Abaixo reproduzo o artigo de Cory Doctorow (ativista digital, escritor de ficção científica e coeditor do blog Boing Boing), publicado no The Guardian em abril, que dá uma ideia do que representa esta lei.


Lei da Economia digital: uma declaração de Guerra

Cory Doctorow

(Do Guardian) Com a aprovação de afogadilho da Lei de Economia Digital (Digital Economy Act) este mês, a disputa em torno do copyright entra em uma nova fase. Antes da lei ser aprovada, os copyfighters atuavam sob a suposição de era possível um acordo de paz entre o rolo compressor dos gigantes da indústria do entretenimento e a sociedade civil.

Agora que a BPI (British Recorded Industry Music, associação de gravadoras da Inglaterra) e seus chapas ganharam a melhor lei que o dinheiro pode comprar – uma lei que cria um ambiente de censura sem precendentes na web britânica, uma lei que possibilita cortar conexões de famílias inteiras somente por um diz-que da indústria de entretenimento, uma lei que silencia conexões abertas de redes Wi-Fi e impede pessoas de tocar seu próprio negócio normalmente com o argumento de que ele poderia causas danos ao negócio deles - o jogo mudou.

Eu aderi ao copyfight a partir de um ponto de vista muito pessoal. Como autor, queria dispor de um conjunto de regras justas de direito autoral que servissem de base para minhas negociações com grandes editoras, estúdios cinematográficos e instituições similares. Tinha receio de que a expansão de direitos autorais – em duração e abrangência – prejudicasse minha capacidade de criar livremente. Afinal, os autores são os mais ativos reusuários do copyright, cada um de nós é uma fábrica de remix e um arquivo-de-uma-pessoa-só de referências que nos inspiram e influenciam.

Também me preocupava a possibilidade de o controle de empresas dominantes sobre o novo sistema de distribuição de conteúdo online ampliar artificialmente sua capacidade de sufocar os autores. Este abraço de jiboia acontece porque praticamente todo gigante da mídia nos oferece os mesmos e péssimos termos de contrato e não existem concorrentes mais generosos para levar nosso trabalho ao público.

Essas coisas ainda me preocupam, claro. Participei da criação de uma empresa de sucesso -- o Boing Boing, um site super lido – que se beneficia muito do fato de não dever fidelidade a nenhum distribuidor para poder chegar a seus leitores (em contraste a isso, a velha edição impressa do Boing Boing quebrou quando seu principal distribuidor, devendo-nos uma pequena fortuna, entrou em falência, em posse de centenas de dólares em material impresso que nunca conseguimos recuperar). Meus romances entraram nas listas de mais vendidos porque foram distribuídos gratuitamente em meu site ao mesmo tempo em que eram vendidos em grandes livrarias por editoras como a Macmillan, a HarperCollins e a Random House.

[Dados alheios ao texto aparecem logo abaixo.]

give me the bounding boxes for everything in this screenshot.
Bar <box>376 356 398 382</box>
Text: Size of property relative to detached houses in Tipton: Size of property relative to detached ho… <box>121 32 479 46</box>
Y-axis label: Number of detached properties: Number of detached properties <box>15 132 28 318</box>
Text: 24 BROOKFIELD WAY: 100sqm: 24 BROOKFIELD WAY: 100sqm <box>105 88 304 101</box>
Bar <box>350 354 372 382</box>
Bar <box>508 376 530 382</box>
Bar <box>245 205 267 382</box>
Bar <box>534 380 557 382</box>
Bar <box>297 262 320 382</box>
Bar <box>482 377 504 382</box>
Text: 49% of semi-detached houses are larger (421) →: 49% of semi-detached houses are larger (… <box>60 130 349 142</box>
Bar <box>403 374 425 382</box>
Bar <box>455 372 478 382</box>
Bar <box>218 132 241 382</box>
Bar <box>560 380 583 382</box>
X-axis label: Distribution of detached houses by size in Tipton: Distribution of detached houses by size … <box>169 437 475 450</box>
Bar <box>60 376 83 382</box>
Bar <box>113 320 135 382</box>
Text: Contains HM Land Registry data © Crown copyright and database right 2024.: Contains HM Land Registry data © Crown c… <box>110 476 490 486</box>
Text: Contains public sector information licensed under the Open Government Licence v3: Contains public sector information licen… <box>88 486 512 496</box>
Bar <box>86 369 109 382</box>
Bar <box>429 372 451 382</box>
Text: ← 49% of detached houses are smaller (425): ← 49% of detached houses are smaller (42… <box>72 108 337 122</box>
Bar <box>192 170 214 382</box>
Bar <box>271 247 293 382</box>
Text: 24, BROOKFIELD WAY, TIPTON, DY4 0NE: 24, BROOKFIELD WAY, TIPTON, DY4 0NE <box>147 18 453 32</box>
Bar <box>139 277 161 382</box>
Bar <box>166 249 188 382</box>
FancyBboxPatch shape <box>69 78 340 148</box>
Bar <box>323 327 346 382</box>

Toda minha vida gira em torno da economia digital: administrando empresas que crescem ao copiar e que exploram os atributos poderosos da rede para obter melhor retorno sobre seu investimento.

O Parlamento nos deu uma banana (e também a todas as pequenas/médias empresas) ao aceitar ceder maiores lucros para a economia analógica representada pelos selos e estúdios.

Neste momento, no entanto, meu saldo bancário é a menor das minhas preocupações. A disposição da indústria de entretenimento de usar sua base parlamentar para impor a censura e punição arbitrária a cata de alguns centavos extra é tão corrompida e terrível que me faz temer pelos fundamentos da democracia e da sociedade civil.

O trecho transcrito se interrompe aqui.